United States Institute of Peace

International Network for Economics and Conflict

Will Water Be the Cause of a Future War in the Middle East?

According to an Intelligence Community (IC) report released in February 2012, expected shortages in fresh water supplies and increased incidences of droughts and floods could lead to water being used as a weapon between states and as a terrorist target in some of the most vulnerable and volatile regions, especially the Middle East. With the region undergoing historical political transformations and immensely uncertain futures, neglecting the realities of water shortages and proper water management could lead to a new source of tension for the region in the very near future. Thus, it is vital that water management be given serious attention in the policy frameworks of both the new governments and international assistance programs for sustainable economic prosperity to be realized.
 
Eighteen of the 30 nations that the United Nations projects to be water scarce by 2025 are in the Middle East and North Africa.
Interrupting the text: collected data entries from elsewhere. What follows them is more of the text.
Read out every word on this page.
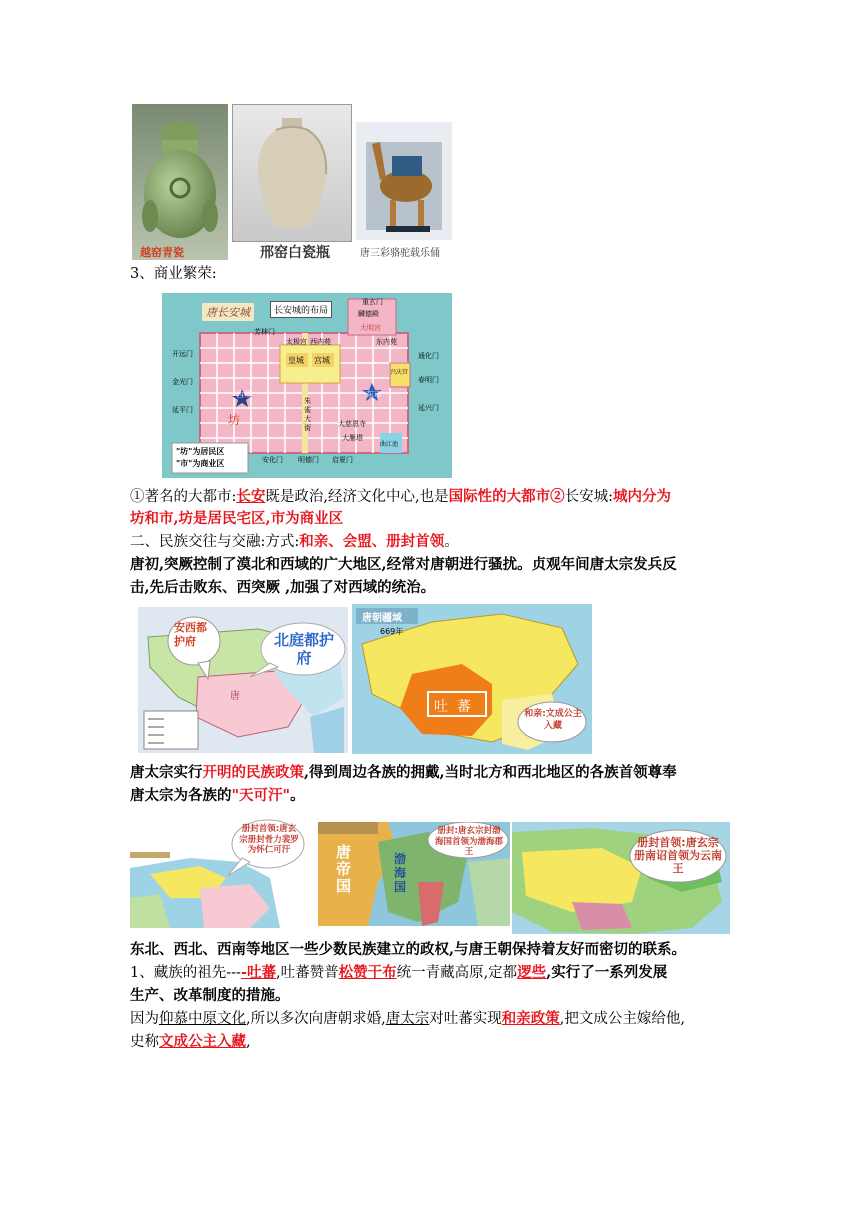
越窑青瓷	邢窑白瓷瓶	唐三彩骆驼载乐俑
3、商业繁荣:
唐长安城	长安城的布局
重玄门
芳林门
开远门
金光门
延平门
通化门
春明门
延兴门
安化门 明德门 启夏门
麟德殿
大明宫
太极宫 西内苑	东内苑
皇城 宫城
兴庆宫
西市	东市
坊
朱雀大街	大慈恩寺
大雁塔
曲江池
"坊"为居民区
"市"为商业区
①著名的大都市:长安既是政治,经济文化中心,也是国际性的大都市②长安城:城内分为
坊和市,坊是居民宅区,市为商业区
二、民族交往与交融:方式:和亲、会盟、册封首领。
唐初,突厥控制了漠北和西域的广大地区,经常对唐朝进行骚扰。贞观年间唐太宗发兵反
击,先后击败东、西突厥 ,加强了对西域的统治。
安西都护府	北庭都护府
唐
唐朝疆域
669年
吐  蕃	和亲:文成公主入藏
唐太宗实行开明的民族政策,得到周边各族的拥戴,当时北方和西北地区的各族首领尊奉
唐太宗为各族的"天可汗"。
册封首领:唐玄宗册封骨力裴罗为怀仁可汗	唐帝国
渤海国
册封:唐玄宗封渤海国首领为渤海郡王
册封首领:唐玄宗册南诏首领为云南王
东北、西北、西南等地区一些少数民族建立的政权,与唐王朝保持着友好而密切的联系。
1、藏族的祖先----吐蕃,吐蕃赞普松赞干布统一青藏高原,定都逻些,实行了一系列发展
生产、改革制度的措施。
因为仰慕中原文化,所以多次向唐朝求婚,唐太宗对吐蕃实现和亲政策,把文成公主嫁给他,
史称文成公主入藏,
Climate change, population growth and rapid industrialization are increasing the demand for access to fresh water. Annual availability to water scarce countries in the Middle East averages about 200 m3 per person – 35 times less than the global average. This scarcity risks destabilizing governments and increasing regional tensions through the inability to produce food for growing populations, to provide adequate water services and to generate reliable energy.
 
Some hydrologists predict that Yemen’s depleting underground aquifers could dry up in the next ten years. The majority of the country’s water comes from groundwater, which is often randomly and ineptly drilled. In a country that faces deep-rooted tribal divisions, water shortages could further aggravate its political and economic problems. A McKinsey and Company report estimates that Yemen’s poor water management and overconsumption for farming water- inefficient crops, such as the stimulant khat, could cost the poorest Arab country 750,000 jobs and a 25% reduction in incomes by 2025. Scarcity combined with weak water authorities could further cripple the relations between secessionist groups and the government.
 
Tensions over access, distribution and infrastructure in the Middle East are all too common, preventing more coordination and joint projects from transpiring, as is the case with the Nile River. Egypt maintains rights to 66% of the river’s annual flow and is known for threatening to go to war over any reduction to this amount, particularly against Ethiopia, which has no formal rights to the Nile but from where 86% of its waters flowing to Egypt originate. The Nile Basin Initiative seeks to ease such tensions by coordinating agreements and joint management plans, but the organization is strained because of Egypt’s power. The danger is that states could increasingly use water as leverage over neighboring countries to preserve their water interests as scarcity becomes more prevalent.
 
The fairness of distribution has long been a point of tension between Israelis and Palestinians. Israel’s consumption of fresh water per capita is about four times that of Palestinians. About a third of West Bank communities still lack network services and pay as much as ten times more for their water. A 2009 World Bank water assessment states that Palestinians extract only 20% of the groundwater’s estimated potential, while Israel extracts the remainder and overdraws by more than 50%, risking the future of the aquifers as recharge declines. Furthermore, Palestinian investments in infrastructure and utility performance are weak, which strain an already variable economy. The World Bank estimates that the cost of the foregone opportunity of irrigated agriculture may be as high as 10% of GDP and 110,000 jobs. While there has not yet been direct violence associated with water, the constant impasse in a final peace agreement inhibits integrated resource management and sustainable water development and threatens more insecurity.
 
Outright war over water alone remains to be seen. But with large-scale agribusiness, mining and energy production increasingly controlling resources at the expense of individuals having access to potable water, local flashpoints are more and more likely. The most noteworthy point gleaned from the IC report is that the risks to water rest heavily on public and private stakeholders maintaining the status quo in water management. It assumes that no significant improvements will be developed or deployed in water technologies and policies. Unless significant efforts are made to reverse these assumptions, lives and livelihoods are reaching a crucial turning point. The price of innovation is far lower than the alternative: water shortages and violence. What remains is political will. With this life-sustaining resource dwindling at a frightening pace, lasting solutions need integrated strategies, broader global outreach and rapid implementation.
 
Lack of water for the people in the Middle East should not be viewed as an inevitable fate. Scarcity is just as much a product of social construct (waste, pollution and unsustainable management) as it is environment (climate change and uneven distribution). Thus, implementing innovative approaches to natural resource management is key to lasting peace and prosperity.